Your surgeon will explain how to prepare for your procedure. For example, if you smoke you will be asked to stop, as smoking increases your risk of getting a chest infection and slows your recovery.
Hysteroscopy used for diagnosis is usually done as an outpatient procedure. This means you don’t need to stay in hospital overnight and may not need anaesthesia. Your surgeon may suggest that you take a painkiller such as paracetamol about half an hour before your appointment.
Alternatively, you may have the procedure as a day-case under general anaesthesia, which means you will be asleep during the operation. If you're having a general anaesthetic, you will be asked to follow fasting instructions. This means not eating or drinking, typically for about six hours beforehand. However, it's important to follow your surgeon’s advice.
At the hospital, your nurse may do some tests such as checking your heart rate and blood pressure, and testing your urine.
Your surgeon will discuss with you what will happen before, during and after your procedure, and any pain you might have. This is your opportunity to understand what will happen, and you can help yourself by preparing questions to ask about the risks, benefits and any alternatives to the procedure. This will help you to be informed, so you can give your consent for the procedure to go ahead, which you may be asked to do by signing a consent form.
Depending on your symptoms and circumstances, there may be alternative treatments or investigations available to you.
A pelvic ultrasound scan can be used to diagnose some gynaecological conditions. An ultrasound scan uses sound waves to produce an image of the inside of your womb. Other types of scan, such as an MRI or CT can sometimes be used.

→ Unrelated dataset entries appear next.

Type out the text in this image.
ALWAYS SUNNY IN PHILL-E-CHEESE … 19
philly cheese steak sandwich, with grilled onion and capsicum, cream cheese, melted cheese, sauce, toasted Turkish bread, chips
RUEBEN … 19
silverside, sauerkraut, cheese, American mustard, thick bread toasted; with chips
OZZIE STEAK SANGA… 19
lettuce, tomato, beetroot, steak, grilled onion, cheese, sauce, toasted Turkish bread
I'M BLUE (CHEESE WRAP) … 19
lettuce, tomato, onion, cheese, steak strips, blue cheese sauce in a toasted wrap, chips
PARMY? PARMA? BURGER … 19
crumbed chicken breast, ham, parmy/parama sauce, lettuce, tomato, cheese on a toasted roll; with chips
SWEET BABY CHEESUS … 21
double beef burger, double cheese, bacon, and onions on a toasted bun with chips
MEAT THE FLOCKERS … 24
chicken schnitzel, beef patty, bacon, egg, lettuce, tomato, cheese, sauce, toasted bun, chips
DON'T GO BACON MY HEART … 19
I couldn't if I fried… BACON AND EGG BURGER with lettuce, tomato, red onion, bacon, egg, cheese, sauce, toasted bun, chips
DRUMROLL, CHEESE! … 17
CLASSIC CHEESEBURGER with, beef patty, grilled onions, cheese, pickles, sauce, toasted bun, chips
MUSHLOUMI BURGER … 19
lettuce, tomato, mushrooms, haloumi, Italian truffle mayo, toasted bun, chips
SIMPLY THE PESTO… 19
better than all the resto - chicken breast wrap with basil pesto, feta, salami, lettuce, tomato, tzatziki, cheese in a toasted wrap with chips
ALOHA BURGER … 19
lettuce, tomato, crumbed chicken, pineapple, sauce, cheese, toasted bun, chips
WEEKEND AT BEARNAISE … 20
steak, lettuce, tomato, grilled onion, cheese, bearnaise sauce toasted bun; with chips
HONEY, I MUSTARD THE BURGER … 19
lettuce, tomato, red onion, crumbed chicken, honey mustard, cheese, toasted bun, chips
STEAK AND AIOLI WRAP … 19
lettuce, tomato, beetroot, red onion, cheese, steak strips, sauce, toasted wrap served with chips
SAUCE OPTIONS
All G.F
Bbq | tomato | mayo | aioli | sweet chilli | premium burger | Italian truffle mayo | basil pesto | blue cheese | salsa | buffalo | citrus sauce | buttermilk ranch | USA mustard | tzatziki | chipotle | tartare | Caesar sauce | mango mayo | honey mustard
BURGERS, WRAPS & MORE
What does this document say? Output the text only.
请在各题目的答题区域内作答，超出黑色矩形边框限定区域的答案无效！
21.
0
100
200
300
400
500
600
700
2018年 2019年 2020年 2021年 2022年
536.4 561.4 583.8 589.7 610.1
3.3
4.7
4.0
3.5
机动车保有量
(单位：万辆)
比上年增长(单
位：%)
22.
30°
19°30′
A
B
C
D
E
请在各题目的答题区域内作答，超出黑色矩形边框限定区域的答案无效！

An endometrial biopsy is an alternative to a hysteroscopy if your surgeon needs to take a sample of the lining of your womb. A narrow tube is passed through your cervix and into your womb, then gentle suction is used to remove samples of your womb lining that will be examined under a microscope. Sometimes you may have this at the same time as a hysteroscopy.
Your surgeon will explain the different options to you.
The procedure used for a diagnosis usually takes about 10 to 15 minutes. It can take about one hour if you’re having a general anaesthetic.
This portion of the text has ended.